British psycholinguist (1928–2020)

Frank Smith (b. London, England, 1928–d. Victoria, British Columbia, Canada, 2020) was a British psycholinguist recognized for his contributions in linguistics and cognitive psychology. He was an essential contributor to research on the nature of the reading process together with researchers such as George Armitage Miller, Kenneth S. Goodman, Paul A. Kolers, Jane W. Torrey, Jane Mackworth, Richard Venezky, Robert Calfee, and Julian Hochberg. Smith and Goodman are founders of whole language approach for reading instruction. He was the author of numerous books.

==Life, career and education==

Frank Smith was born in England in 1928 and lived on Vancouver Island, British Columbia, Canada. He started out as reporter and editor for several media publications in Europe and Australia before commencing undergraduate studies at the University of Western Australia. He received a PhD in Psycholinguistics from Harvard University in 1967.

Smith held positions as professor at the Ontario Institute for Studies in Education for twelve years, professor of language in education at the University of Victoria, British Columbia as well as professor and department head of applied English language studies at the University of the Witwatersrand, South Africa. Before taking the position at the Ontario Institute, Smith briefly worked at the Southwest Regional Laboratory in Los Alamitos, California.

He died on 29 December 2020, in Victoria, B.C.

==Research and work==

Smith's research made important contributions to the development of reading theory. His book Understanding Reading: A Psycholinguistic Analysis of Reading and Learning to Read, originally published in 1971, is regarded as a fundamental text in the development of the now discredited whole language movement. Amongst others, Smith's research and writings in psycholinguistics inspired cognitive psychologists Keith Stanovich and Richard West's research into the role of context in reading.

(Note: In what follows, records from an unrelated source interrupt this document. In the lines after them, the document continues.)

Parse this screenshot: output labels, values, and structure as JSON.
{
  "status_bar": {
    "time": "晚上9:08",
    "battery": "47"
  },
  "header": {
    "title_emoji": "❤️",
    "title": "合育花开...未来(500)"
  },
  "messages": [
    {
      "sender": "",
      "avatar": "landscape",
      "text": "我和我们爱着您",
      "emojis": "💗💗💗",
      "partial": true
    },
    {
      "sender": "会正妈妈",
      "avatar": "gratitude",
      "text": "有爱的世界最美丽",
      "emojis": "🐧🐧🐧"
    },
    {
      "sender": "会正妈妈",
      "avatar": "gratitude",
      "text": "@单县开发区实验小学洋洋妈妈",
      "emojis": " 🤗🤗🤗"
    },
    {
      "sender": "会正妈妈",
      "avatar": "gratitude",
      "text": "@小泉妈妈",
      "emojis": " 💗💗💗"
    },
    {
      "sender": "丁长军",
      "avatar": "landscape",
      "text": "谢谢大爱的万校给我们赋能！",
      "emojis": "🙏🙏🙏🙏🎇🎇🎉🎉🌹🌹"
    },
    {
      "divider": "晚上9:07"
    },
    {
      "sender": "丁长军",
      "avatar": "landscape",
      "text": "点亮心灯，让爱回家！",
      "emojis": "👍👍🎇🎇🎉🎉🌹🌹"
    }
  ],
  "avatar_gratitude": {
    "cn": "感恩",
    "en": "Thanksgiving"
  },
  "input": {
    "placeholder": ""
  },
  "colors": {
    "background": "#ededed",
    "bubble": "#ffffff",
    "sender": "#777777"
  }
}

Smith's work, in particular Understanding Reading: A Psycholinguistic Analysis of Reading and Learning to Read, is a synthesis of psycholinguistic and cognitive psychology research applied to reading. Working from diverse perspectives, Frank Smith and Kenneth S. Goodman developed the theory of a unified single reading process that comprises an interaction between reader, text and language. On the whole, Smith's writing challenges conventional teaching and diverts from popular assumptions about reading.

Apart from his research in language, his research interests included the psychological, social and cultural consequences of human technology.

===Ideas===
Smith advocated the concept that "children learn to read by reading". In 1975 he participated in a television documentary filmed by Stephen Rose for the BBC Horizon TV series while based at the Ontario Institute for Studies in Education. The programme focused on his work with a single 3 1/2-year-old child called Matthew.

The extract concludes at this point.